Macroscopic images of the specimen. The histology report stated a moderately differentiated adenocarcinoma of the left colon with two positive lymph nodes (TNM5 - pT4b, N1, Mx, R0). The omental nodule was confirmed to be a metastatic melanoma (Figure 3).
Figure 3

Microscopic image of the specimen confirming the diagnosis of an omental melanoma.
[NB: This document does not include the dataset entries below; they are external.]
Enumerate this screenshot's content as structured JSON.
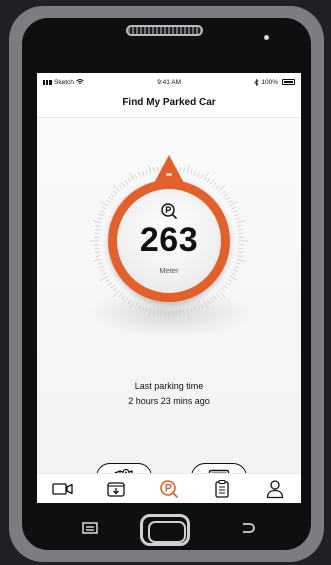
{
  "statusbar": {
    "carrier": "Sketch",
    "time": "9:41 AM",
    "battery": "100%"
  },
  "header": {
    "title": "Find My Parked Car"
  },
  "gauge": {
    "distance": "263",
    "unit": "Meter",
    "accent_color": "#e3602a"
  },
  "parking": {
    "label": "Last parking time",
    "value": "2 hours 23 mins ago"
  },
  "actions": [
    {
      "name": "map-pin-button",
      "icon": "map-pin-icon"
    },
    {
      "name": "photo-button",
      "icon": "image-icon"
    }
  ],
  "tabs": [
    {
      "name": "tab-video",
      "icon": "video-camera-icon",
      "active": false
    },
    {
      "name": "tab-download",
      "icon": "download-box-icon",
      "active": false
    },
    {
      "name": "tab-parking",
      "icon": "parking-search-icon",
      "active": true
    },
    {
      "name": "tab-notes",
      "icon": "clipboard-icon",
      "active": false
    },
    {
      "name": "tab-profile",
      "icon": "user-icon",
      "active": false
    }
  ]
}
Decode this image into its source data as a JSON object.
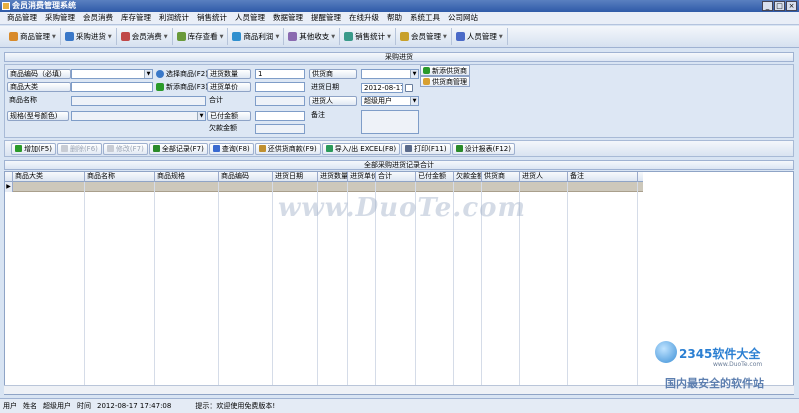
{
  "window": {
    "title": "会员消费管理系统",
    "minimize": "_",
    "maximize": "□",
    "close": "×"
  },
  "menu": [
    "商品管理",
    "采购管理",
    "会员消费",
    "库存管理",
    "利润统计",
    "销售统计",
    "人员管理",
    "数据管理",
    "提醒管理",
    "在线升级",
    "帮助",
    "系统工具",
    "公司网站"
  ],
  "toolbar": [
    {
      "label": "商品管理",
      "color": "#d88a2a"
    },
    {
      "label": "采购进货",
      "color": "#3a78c8"
    },
    {
      "label": "会员消费",
      "color": "#c04848"
    },
    {
      "label": "库存查看",
      "color": "#6a9a3a"
    },
    {
      "label": "商品利润",
      "color": "#2f8fcf"
    },
    {
      "label": "其他收支",
      "color": "#8a6ab0"
    },
    {
      "label": "销售统计",
      "color": "#3a9a8a"
    },
    {
      "label": "会员管理",
      "color": "#c8a02a"
    },
    {
      "label": "人员管理",
      "color": "#4a6ac8"
    }
  ],
  "sections": {
    "form_title": "采购进货",
    "grid_title": "全部采购进货记录合计"
  },
  "form": {
    "product_code": {
      "label": "商品编码（必填）",
      "value": ""
    },
    "select_product": "选择商品(F2)",
    "product_category": {
      "label": "商品大类",
      "value": ""
    },
    "add_product": "新添商品(F3)",
    "product_name": {
      "label": "商品名称",
      "value": ""
    },
    "spec": {
      "label": "规格(型号颜色)",
      "value": ""
    },
    "qty": {
      "label": "进货数量",
      "value": "1"
    },
    "unit_price": {
      "label": "进货单价",
      "value": ""
    },
    "total": {
      "label": "合计",
      "value": ""
    },
    "paid": {
      "label": "已付金额",
      "value": ""
    },
    "owed": {
      "label": "欠款金额",
      "value": ""
    },
    "supplier": {
      "label": "供货商",
      "value": ""
    },
    "add_supplier": "新添供货商",
    "supplier_mgmt": "供货商管理",
    "date": {
      "label": "进货日期",
      "value": "2012-08-17"
    },
    "purchaser": {
      "label": "进货人",
      "value": "超级用户"
    },
    "remark": {
      "label": "备注",
      "value": ""
    }
  },
  "actions": [
    {
      "label": "增加(F5)",
      "enabled": true,
      "color": "#2a9a2a"
    },
    {
      "label": "删除(F6)",
      "enabled": false,
      "color": "#c03030"
    },
    {
      "label": "修改(F7)",
      "enabled": false,
      "color": "#d8a030"
    },
    {
      "label": "全部记录(F7)",
      "enabled": true,
      "color": "#2a8a2a"
    },
    {
      "label": "查询(F8)",
      "enabled": true,
      "color": "#3a6ad0"
    },
    {
      "label": "还供货商款(F9)",
      "enabled": true,
      "color": "#c09030"
    },
    {
      "label": "导入/出 EXCEL(F8)",
      "enabled": true,
      "color": "#2a9a5a"
    },
    {
      "label": "打印(F11)",
      "enabled": true,
      "color": "#5a6a8a"
    },
    {
      "label": "设计报表(F12)",
      "enabled": true,
      "color": "#2a8a2a"
    }
  ],
  "grid": {
    "columns": [
      "商品大类",
      "商品名称",
      "商品规格",
      "商品编码",
      "进货日期",
      "进货数量",
      "进货单价",
      "合计",
      "已付金额",
      "欠款金额",
      "供货商",
      "进货人",
      "备注"
    ],
    "row_marker": "▶"
  },
  "watermark": "www.DuoTe.com",
  "status": {
    "user_label": "用户",
    "name_label": "姓名",
    "name_value": "超级用户",
    "time_label": "时间",
    "time_value": "2012-08-17 17:47:08",
    "tip_label": "提示：",
    "tip_value": "欢迎使用免费版本!"
  },
  "logo": {
    "brand": "2345软件大全",
    "url": "www.DuoTe.com",
    "slogan": "国内最安全的软件站"
  }
}
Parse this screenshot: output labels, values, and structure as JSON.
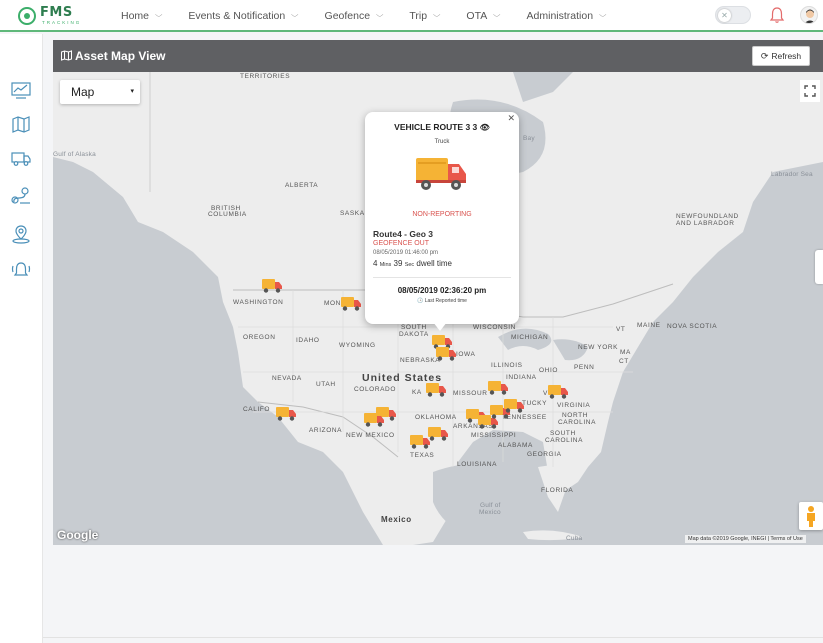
{
  "app": {
    "logo_text": "FMS",
    "logo_sub": "TRACKING"
  },
  "nav": {
    "items": [
      {
        "label": "Home"
      },
      {
        "label": "Events & Notification"
      },
      {
        "label": "Geofence"
      },
      {
        "label": "Trip"
      },
      {
        "label": "OTA"
      },
      {
        "label": "Administration"
      }
    ]
  },
  "sidebar": {
    "icons": [
      "dashboard-icon",
      "map-icon",
      "truck-icon",
      "route-icon",
      "location-pin-icon",
      "alarm-bell-icon"
    ]
  },
  "panel": {
    "title": "Asset Map View",
    "refresh_label": "Refresh"
  },
  "map": {
    "type_selected": "Map",
    "google_label": "Google",
    "attribution": "Map data ©2019 Google, INEGI  |  Terms of Use",
    "labels": {
      "territories": "TERRITORIES",
      "gulf_alaska": "Gulf of Alaska",
      "alberta": "ALBERTA",
      "british_columbia_1": "BRITISH",
      "british_columbia_2": "COLUMBIA",
      "saskatchewan": "SASKA",
      "hudson_bay": "Bay",
      "labrador_sea": "Labrador Sea",
      "newfoundland_1": "NEWFOUNDLAND",
      "newfoundland_2": "AND LABRADOR",
      "washington": "WASHINGTON",
      "montana": "MON",
      "oregon": "OREGON",
      "idaho": "IDAHO",
      "wyoming": "WYOMING",
      "south_dakota_1": "SOUTH",
      "south_dakota_2": "DAKOTA",
      "nebraska": "NEBRASKA",
      "iowa": "IOWA",
      "wisconsin": "WISCONSIN",
      "michigan": "MICHIGAN",
      "vt": "VT",
      "maine": "MAINE",
      "nova_scotia": "NOVA SCOTIA",
      "new_york": "NEW YORK",
      "ma": "MA",
      "ct": "CT",
      "penn": "PENN",
      "nevada": "NEVADA",
      "utah": "UTAH",
      "colorado": "COLORADO",
      "united_states": "United States",
      "kansas": "KA",
      "missouri": "MISSOUR",
      "illinois": "ILLINOIS",
      "indiana": "INDIANA",
      "ohio": "OHIO",
      "virginia": "VIRGINIA",
      "wv": "V",
      "kentucky": "TUCKY",
      "california": "CALIFO",
      "arizona": "ARIZONA",
      "new_mexico": "NEW MEXICO",
      "oklahoma": "OKLAHOMA",
      "tennessee": "TENNESSEE",
      "north_carolina_1": "NORTH",
      "north_carolina_2": "CAROLINA",
      "arkansas": "ARKANSAS",
      "south_carolina_1": "SOUTH",
      "south_carolina_2": "CAROLINA",
      "mississippi": "MISSISSIPPI",
      "alabama": "ALABAMA",
      "georgia": "GEORGIA",
      "texas": "TEXAS",
      "louisiana": "LOUISIANA",
      "florida": "FLORIDA",
      "gulf_mexico_1": "Gulf of",
      "gulf_mexico_2": "Mexico",
      "mexico": "Mexico",
      "cuba": "Cuba"
    }
  },
  "popup": {
    "title": "VEHICLE ROUTE 3 3",
    "vehicle_type": "Truck",
    "status": "NON-REPORTING",
    "route": "Route4 - Geo 3",
    "geofence_state": "GEOFENCE OUT",
    "event_time": "08/05/2019 01:46:00 pm",
    "dwell_mins": "4",
    "dwell_mins_unit": "Mins",
    "dwell_secs": "39",
    "dwell_secs_unit": "Sec",
    "dwell_suffix": "dwell time",
    "last_reported": "08/05/2019 02:36:20 pm",
    "last_reported_label": "Last Reported time"
  },
  "colors": {
    "accent": "#3cae6a",
    "header_bar": "#5f6063",
    "alert_red": "#d9534f",
    "truck_body": "#f5b335",
    "truck_cab": "#e8574a"
  }
}
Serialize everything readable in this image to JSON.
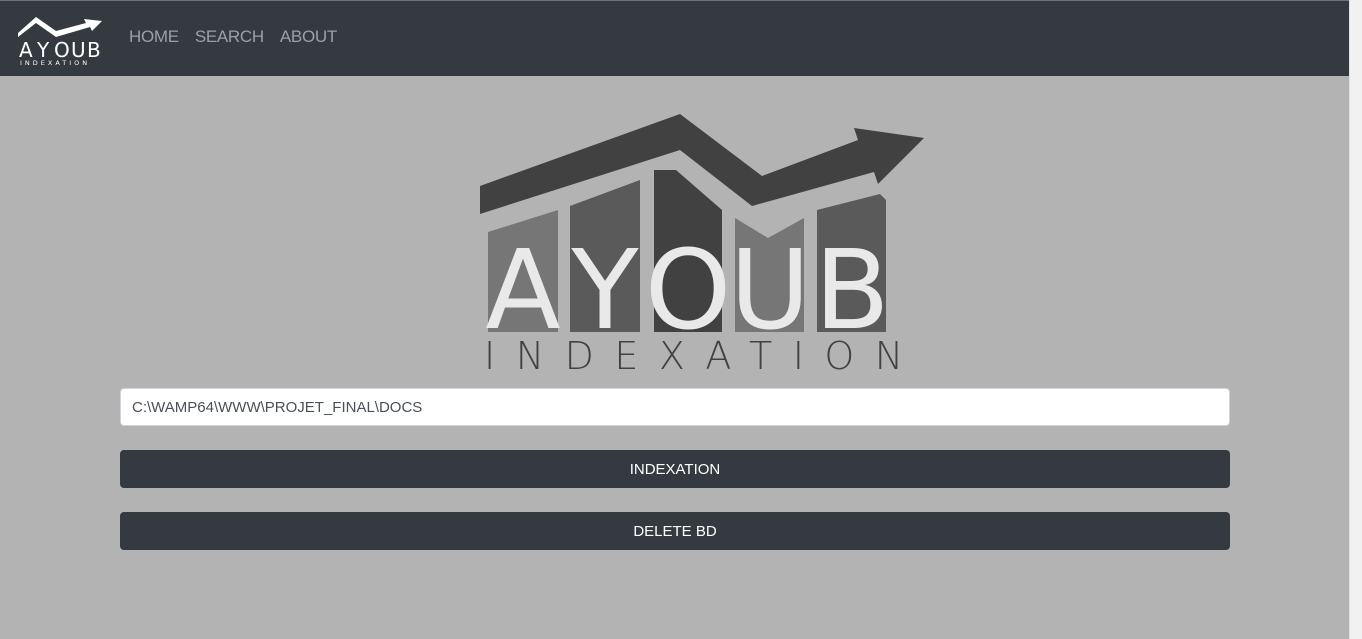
{
  "nav": {
    "brand": {
      "letters": [
        "A",
        "Y",
        "O",
        "U",
        "B"
      ],
      "subtitle": "INDEXATION"
    },
    "links": [
      {
        "label": "HOME"
      },
      {
        "label": "SEARCH"
      },
      {
        "label": "ABOUT"
      }
    ]
  },
  "hero": {
    "logo_letters": [
      "A",
      "Y",
      "O",
      "U",
      "B"
    ],
    "logo_subtitle": "INDEXATION"
  },
  "form": {
    "path_value": "C:\\WAMP64\\WWW\\PROJET_FINAL\\DOCS",
    "index_button": "INDEXATION",
    "delete_button": "DELETE BD"
  },
  "colors": {
    "navbar": "#343a40",
    "page_background": "#b3b3b3",
    "button": "#343a40"
  }
}
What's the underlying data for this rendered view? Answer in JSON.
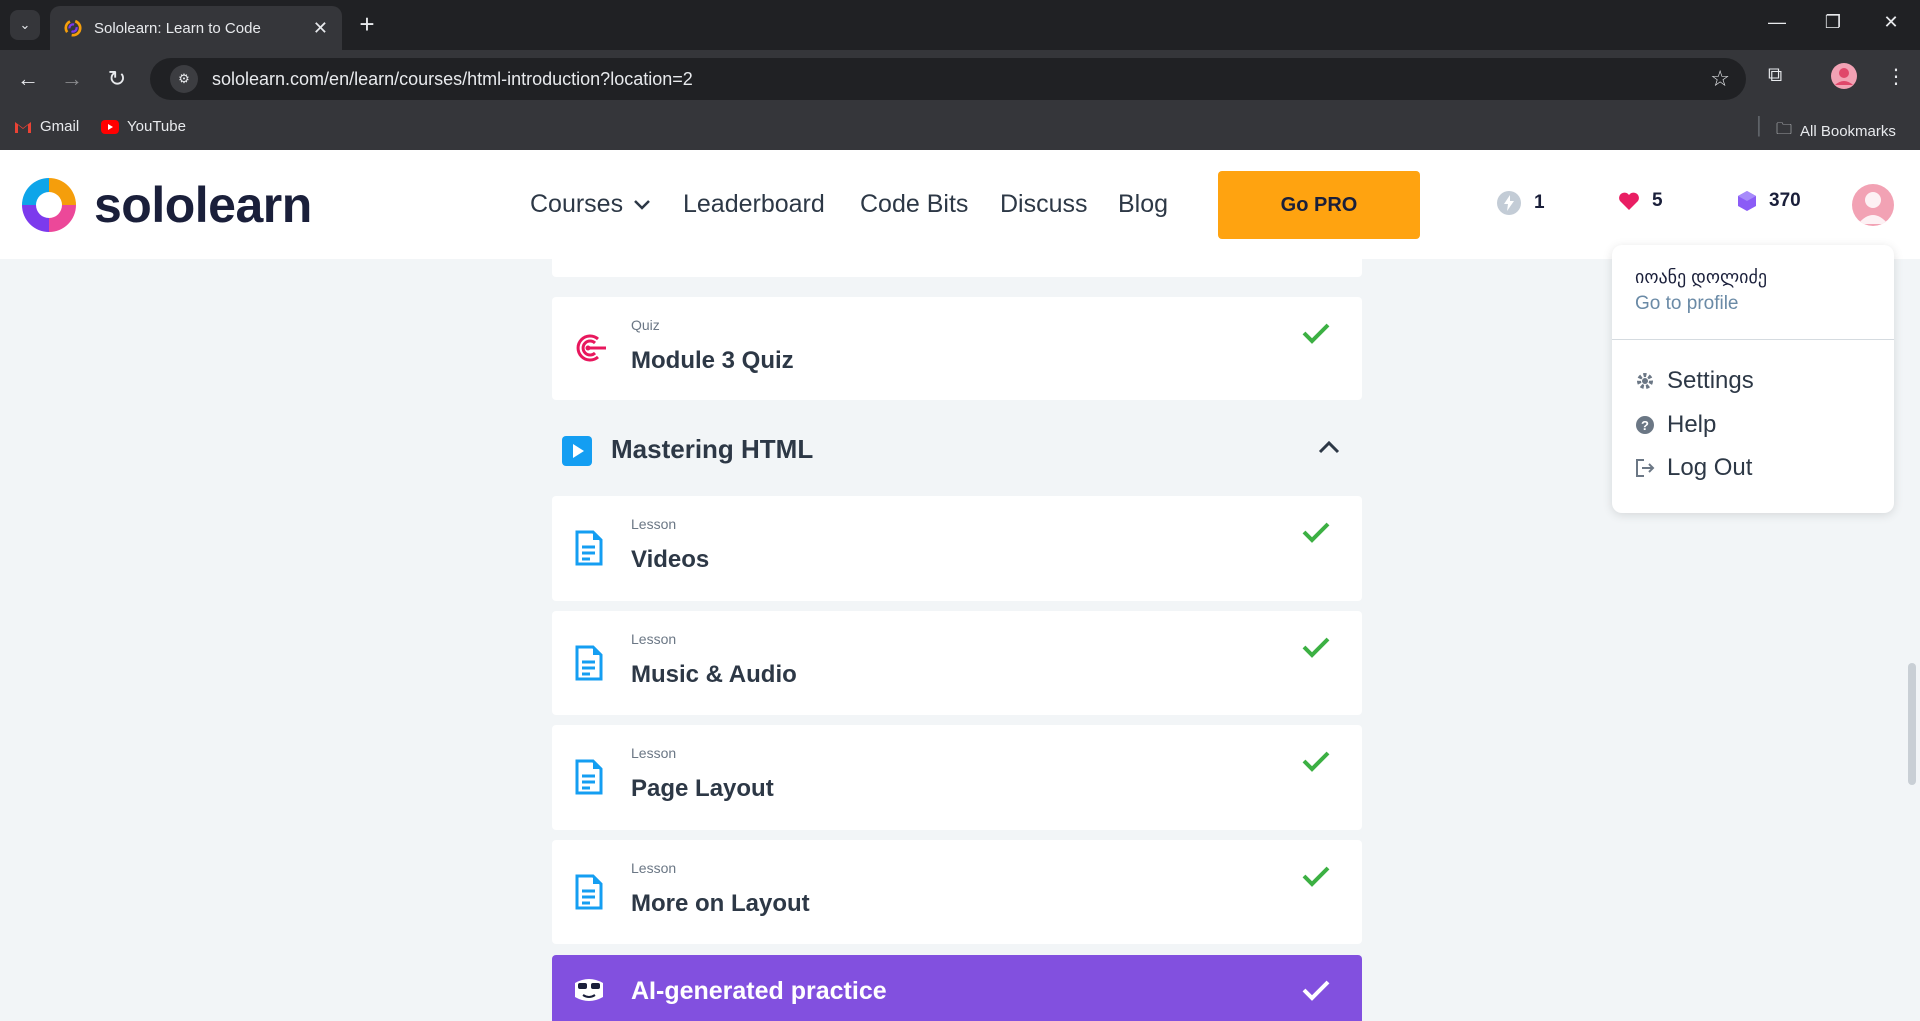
{
  "browser": {
    "tab_title": "Sololearn: Learn to Code",
    "url": "sololearn.com/en/learn/courses/html-introduction?location=2",
    "bookmarks": [
      {
        "label": "Gmail"
      },
      {
        "label": "YouTube"
      }
    ],
    "all_bookmarks": "All Bookmarks"
  },
  "header": {
    "logo_text": "sololearn",
    "nav": [
      "Courses",
      "Leaderboard",
      "Code Bits",
      "Discuss",
      "Blog"
    ],
    "go_pro": "Go PRO",
    "streak": "1",
    "hearts": "5",
    "bits": "370",
    "colors": {
      "accent": "#ffa310",
      "brand_dark": "#1a1f3a"
    }
  },
  "content": {
    "quiz": {
      "type": "Quiz",
      "title": "Module 3 Quiz",
      "completed": true
    },
    "section": {
      "title": "Mastering HTML",
      "expanded": true
    },
    "lessons": [
      {
        "type": "Lesson",
        "title": "Videos",
        "completed": true
      },
      {
        "type": "Lesson",
        "title": "Music & Audio",
        "completed": true
      },
      {
        "type": "Lesson",
        "title": "Page Layout",
        "completed": true
      },
      {
        "type": "Lesson",
        "title": "More on Layout",
        "completed": true
      }
    ],
    "ai_practice": {
      "title": "AI-generated practice",
      "completed": true,
      "color": "#8250df"
    }
  },
  "profile_menu": {
    "user_name": "იოანე დოლიძე",
    "go_to_profile": "Go to profile",
    "items": [
      "Settings",
      "Help",
      "Log Out"
    ]
  }
}
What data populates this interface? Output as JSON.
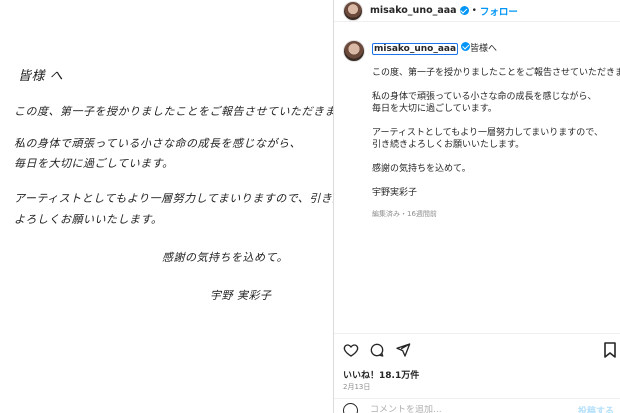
{
  "letter": {
    "greeting": "皆様 へ",
    "lines": [
      "この度、第一子を授かりましたことをご報告させていただきます。",
      "私の身体で頑張っている小さな命の成長を感じながら、",
      "毎日を大切に過ごしています。",
      "アーティストとしてもより一層努力してまいりますので、引き続き",
      "よろしくお願いいたします。",
      "感謝の気持ちを込めて。",
      "宇野 実彩子"
    ]
  },
  "post": {
    "header": {
      "username": "misako_uno_aaa",
      "separator": "•",
      "follow_label": "フォロー"
    },
    "caption": {
      "username": "misako_uno_aaa",
      "first_line_suffix": "皆様へ",
      "paragraphs": [
        [
          "この度、第一子を授かりましたことをご報告させていただきます。"
        ],
        [
          "私の身体で頑張っている小さな命の成長を感じながら、",
          "毎日を大切に過ごしています。"
        ],
        [
          "アーティストとしてもより一層努力してまいりますので、",
          "引き続きよろしくお願いいたします。"
        ],
        [
          "感謝の気持ちを込めて。"
        ],
        [
          "宇野実彩子"
        ]
      ],
      "meta": "編集済み・16週間前"
    },
    "likes": "いいね！18.1万件",
    "date": "2月13日",
    "comment_placeholder": "コメントを追加...",
    "post_label": "投稿する"
  },
  "icons": {
    "like": "heart-icon",
    "comment": "comment-icon",
    "share": "share-icon",
    "save": "bookmark-icon",
    "emoji": "emoji-icon"
  },
  "colors": {
    "accent": "#0095f6",
    "highlight_border": "#1a73e8",
    "muted": "#8e8e8e"
  }
}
Microscopic image of the specimen confirming the diagnosis of an omental melanoma. The metastatic melanoma was 100% clear on H&E sections with nested pattern and abundant brown pigment. Immunohistochemistry confirmed the diagnosis and the melanoma cells were positive for the melanocytic markers S100, MelanA and HMB45. Post-operative physical examination did not reveal any obvious cutaneous lesions.

Conclusions

Although visceral and peritoneal metastasis of melanoma is not actually a rare condition, no previous cases of omental metastasis of cutaneous melanoma have been reported. The only similar case, published by Zhao et al. [3] is of a melanoma of choroidal origin metastasising to the omentum [3]. Melanoma is an aggressive tumour and metastatic disease has a very poor prognosis. Resection is the treatment of choice in the absence of disseminated disease [4]. Current guidance [4] in distant metastatic disease, after resection, suggests either a palliative approach or inclusion in a clinical trial. The mechanisms of metastasis are not very straightforward and a lot is yet to be understood of melanoma’s metastatic behaviour. There have been several reports of late distant metastases, even 17 [5] and 24 [6] years after the initial diagnosis, and metastases to areas which are not common sites of metastasis [5,7,8]. All the above, are suggestive of a tumour with a behaviour that is not always predictable. In our case it involved the omentum, an extremely rare site for metastasis. Going through our patient history, the initial cutaneous melanoma excised from the jaw was in fact reported as metastatic in nature (“Dermal deposit of metastatic melanoma”). However, no primary tumour was ever found and hence it was treated as if it were a primary. Given the unpredictable behaviour of these types of tumours, it is difficult to estimate how long the discovered omental lesion had been present. Just as the omentum plays a protective role in isolating sepsis and inflammation in intra-abdominal disease, it is theoretically possible that the omentum may have played a role in containing the melanoma locally.

Consent

Written informed consent was obtained from the patient for publication of this Case Report and any accompanying images. A copy of the written consent is available for review by the Editor-in-Chief of this journal.